[FEATURE] Let user proactively share session/interaction feedback

Resolved 💬 3 comments Opened Nov 26, 2025 by gthb Closed Jan 26, 2026

Preflight Checklist

  • [x] I have searched existing requests and this feature hasn't been requested yet
  • [x] This is a single feature request (not multiple features)

Problem Statement

When Claude Code does particularly well or particularly poorly, I find myself wanting to send feedback about that. But the “How is Claude doing” prompt only comes up randomly, and the /feedback command is only for bugs.

Proposed Solution

I would like /feedback to be as general as it sounds :) or else a new command to be added (call it /rate or something), to rate the session or the most recent interaction, maybe with a short explanatory note.

Alternative Solutions

_No response_

Priority

Low - Nice to have

Feature Category

CLI commands and flags

Use Case Example

The scenario that prompted me to write this today:

  1. Claude had solved type check errors that came up after a merge, which were present on neither branch before the merge
  2. Claude's conclusion was that there were latent type inconsistencies on the base branch, which were exposed by the target branch
  3. Claude added missing type parameter propagation and other small type annotation fixes which did resolve the issue — correctly, I think
  4. I then asked Claude a subtle causal reasoning question: “Which specific changes merged in from main caused these type inconsistencies to be revealed in this branch? Reviewing git diff b94b373db...0348b8774 (the changes brought in by the merge) I don't see any changes in lib/recalculate.ts or lib/DependencyGraph.ts, and none involving the dependency graph in lib/Model-serialization.ts. I think we're doing the right thing now but I want to understand how we were missing this before, and towards that, what exactly caused us to cease to miss it with this merge.”
  5. It worked on that for a while, and then came back with:
I honestly don't have a definitive answer. Let me summarize what I've found and what remains unclear: What we know: [...] What I can't explain: [...] Possible theories (but I can't confirm any): [...] I don't have a satisfying answer for exactly what mechanism caused TypeScript to start flagging these errors after the merge. The errors we fixed were genuine type inconsistencies that should have been caught earlier, but I can't pinpoint what specifically triggered their discovery.
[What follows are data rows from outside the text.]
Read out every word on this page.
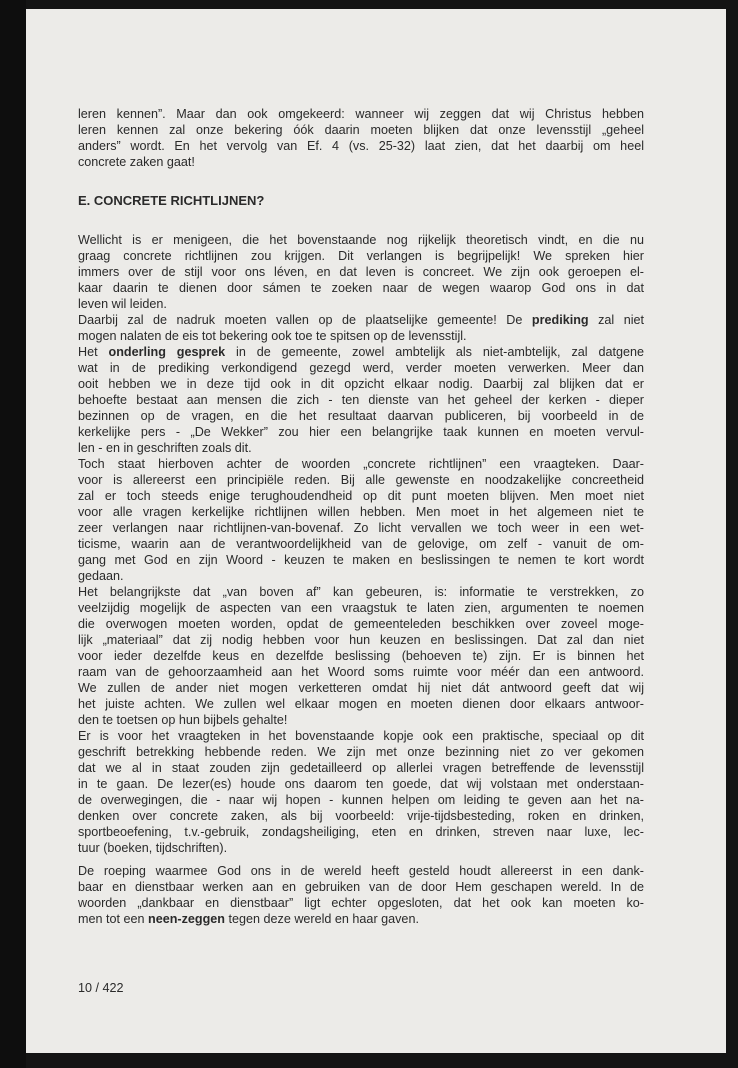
leren kennen”. Maar dan ook omgekeerd: wanneer wij zeggen dat wij Christus hebben
leren kennen zal onze bekering óók daarin moeten blijken dat onze levensstijl „geheel
anders” wordt. En het vervolg van Ef. 4 (vs. 25-32) laat zien, dat het daarbij om heel
concrete zaken gaat!
E. CONCRETE RICHTLIJNEN?
Wellicht is er menigeen, die het bovenstaande nog rijkelijk theoretisch vindt, en die nu
graag concrete richtlijnen zou krijgen. Dit verlangen is begrijpelijk! We spreken hier
immers over de stijl voor ons léven, en dat leven is concreet. We zijn ook geroepen el-
kaar daarin te dienen door sámen te zoeken naar de wegen waarop God ons in dat
leven wil leiden.
Daarbij zal de nadruk moeten vallen op de plaatselijke gemeente! De prediking zal niet
mogen nalaten de eis tot bekering ook toe te spitsen op de levensstijl.
Het onderling gesprek in de gemeente, zowel ambtelijk als niet-ambtelijk, zal datgene
wat in de prediking verkondigend gezegd werd, verder moeten verwerken. Meer dan
ooit hebben we in deze tijd ook in dit opzicht elkaar nodig. Daarbij zal blijken dat er
behoefte bestaat aan mensen die zich - ten dienste van het geheel der kerken - dieper
bezinnen op de vragen, en die het resultaat daarvan publiceren, bij voorbeeld in de
kerkelijke pers - „De Wekker” zou hier een belangrijke taak kunnen en moeten vervul-
len - en in geschriften zoals dit.
Toch staat hierboven achter de woorden „concrete richtlijnen” een vraagteken. Daar-
voor is allereerst een principiële reden. Bij alle gewenste en noodzakelijke concreetheid
zal er toch steeds enige terughoudendheid op dit punt moeten blijven. Men moet niet
voor alle vragen kerkelijke richtlijnen willen hebben. Men moet in het algemeen niet te
zeer verlangen naar richtlijnen-van-bovenaf. Zo licht vervallen we toch weer in een wet-
ticisme, waarin aan de verantwoordelijkheid van de gelovige, om zelf - vanuit de om-
gang met God en zijn Woord - keuzen te maken en beslissingen te nemen te kort wordt
gedaan.
Het belangrijkste dat „van boven af” kan gebeuren, is: informatie te verstrekken, zo
veelzijdig mogelijk de aspecten van een vraagstuk te laten zien, argumenten te noemen
die overwogen moeten worden, opdat de gemeenteleden beschikken over zoveel moge-
lijk „materiaal” dat zij nodig hebben voor hun keuzen en beslissingen. Dat zal dan niet
voor ieder dezelfde keus en dezelfde beslissing (behoeven te) zijn. Er is binnen het
raam van de gehoorzaamheid aan het Woord soms ruimte voor méér dan een antwoord.
We zullen de ander niet mogen verketteren omdat hij niet dát antwoord geeft dat wij
het juiste achten. We zullen wel elkaar mogen en moeten dienen door elkaars antwoor-
den te toetsen op hun bijbels gehalte!
Er is voor het vraagteken in het bovenstaande kopje ook een praktische, speciaal op dit
geschrift betrekking hebbende reden. We zijn met onze bezinning niet zo ver gekomen
dat we al in staat zouden zijn gedetailleerd op allerlei vragen betreffende de levensstijl
in te gaan. De lezer(es) houde ons daarom ten goede, dat wij volstaan met onderstaan-
de overwegingen, die - naar wij hopen - kunnen helpen om leiding te geven aan het na-
denken over concrete zaken, als bij voorbeeld: vrije-tijdsbesteding, roken en drinken,
sportbeoefening, t.v.-gebruik, zondagsheiliging, eten en drinken, streven naar luxe, lec-
tuur (boeken, tijdschriften).
De roeping waarmee God ons in de wereld heeft gesteld houdt allereerst in een dank-
baar en dienstbaar werken aan en gebruiken van de door Hem geschapen wereld. In de
woorden „dankbaar en dienstbaar” ligt echter opgesloten, dat het ook kan moeten ko-
men tot een neen-zeggen tegen deze wereld en haar gaven.
10 / 422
... which is _excellent!_ It _is_ a difficult question, and a frank surrender is much preferable to the _confidently stated but incorrect_ claims that LLMs often serve up in situations like this.
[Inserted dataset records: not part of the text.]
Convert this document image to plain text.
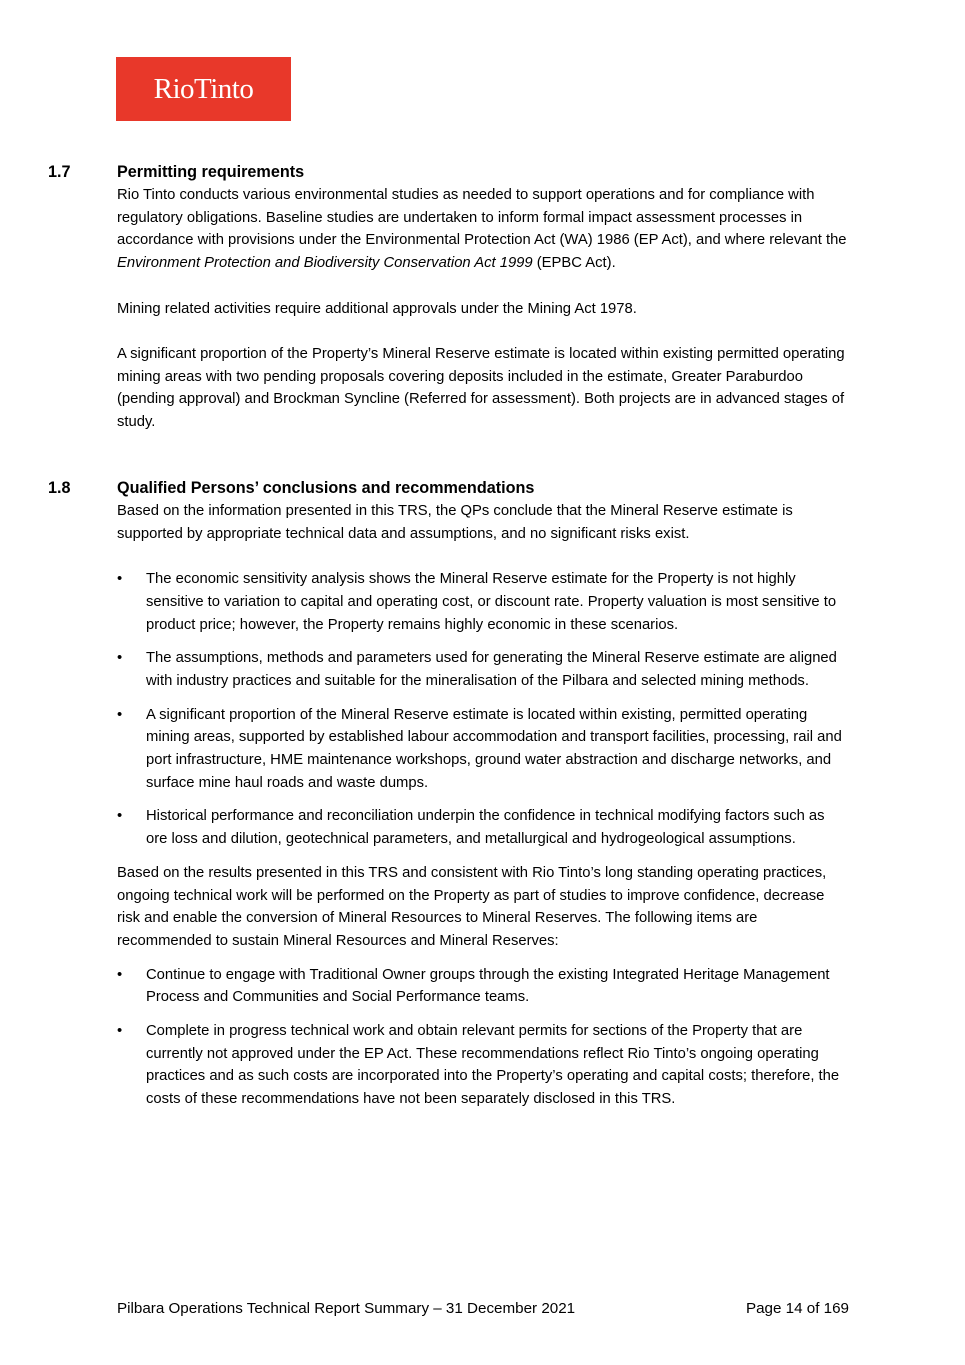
RioTinto
1.7	Permitting requirements

Rio Tinto conducts various environmental studies as needed to support operations and for compliance with regulatory obligations. Baseline studies are undertaken to inform formal impact assessment processes in accordance with provisions under the Environmental Protection Act (WA) 1986 (EP Act), and where relevant the Environment Protection and Biodiversity Conservation Act 1999 (EPBC Act).

Mining related activities require additional approvals under the Mining Act 1978.

A significant proportion of the Property’s Mineral Reserve estimate is located within existing permitted operating mining areas with two pending proposals covering deposits included in the estimate, Greater Paraburdoo (pending approval) and Brockman Syncline (Referred for assessment). Both projects are in advanced stages of study.

1.8	Qualified Persons’ conclusions and recommendations

Based on the information presented in this TRS, the QPs conclude that the Mineral Reserve estimate is supported by appropriate technical data and assumptions, and no significant risks exist.

• The economic sensitivity analysis shows the Mineral Reserve estimate for the Property is not highly sensitive to variation to capital and operating cost, or discount rate. Property valuation is most sensitive to product price; however, the Property remains highly economic in these scenarios.
• The assumptions, methods and parameters used for generating the Mineral Reserve estimate are aligned with industry practices and suitable for the mineralisation of the Pilbara and selected mining methods.
• A significant proportion of the Mineral Reserve estimate is located within existing, permitted operating mining areas, supported by established labour accommodation and transport facilities, processing, rail and port infrastructure, HME maintenance workshops, ground water abstraction and discharge networks, and surface mine haul roads and waste dumps.
• Historical performance and reconciliation underpin the confidence in technical modifying factors such as ore loss and dilution, geotechnical parameters, and metallurgical and hydrogeological assumptions.

Based on the results presented in this TRS and consistent with Rio Tinto’s long standing operating practices, ongoing technical work will be performed on the Property as part of studies to improve confidence, decrease risk and enable the conversion of Mineral Resources to Mineral Reserves. The following items are recommended to sustain Mineral Resources and Mineral Reserves:

• Continue to engage with Traditional Owner groups through the existing Integrated Heritage Management Process and Communities and Social Performance teams.
• Complete in progress technical work and obtain relevant permits for sections of the Property that are currently not approved under the EP Act. These recommendations reflect Rio Tinto’s ongoing operating practices and as such costs are incorporated into the Property’s operating and capital costs; therefore, the costs of these recommendations have not been separately disclosed in this TRS.
Pilbara Operations Technical Report Summary – 31 December 2021	Page 14 of 169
So I would love to give a positive-feedback signal about this. But there isn't a way for me to do it.

Additional Context

Confession: I fibbed a little with the checkbox: there _is_ already #8528 which does request roughly this feature. But I don't want to thumbs-up that (and it would be misleading if I did), because that issue is only 10% the feature suggestion (which I like) and 90% anger and contempt (which I don't).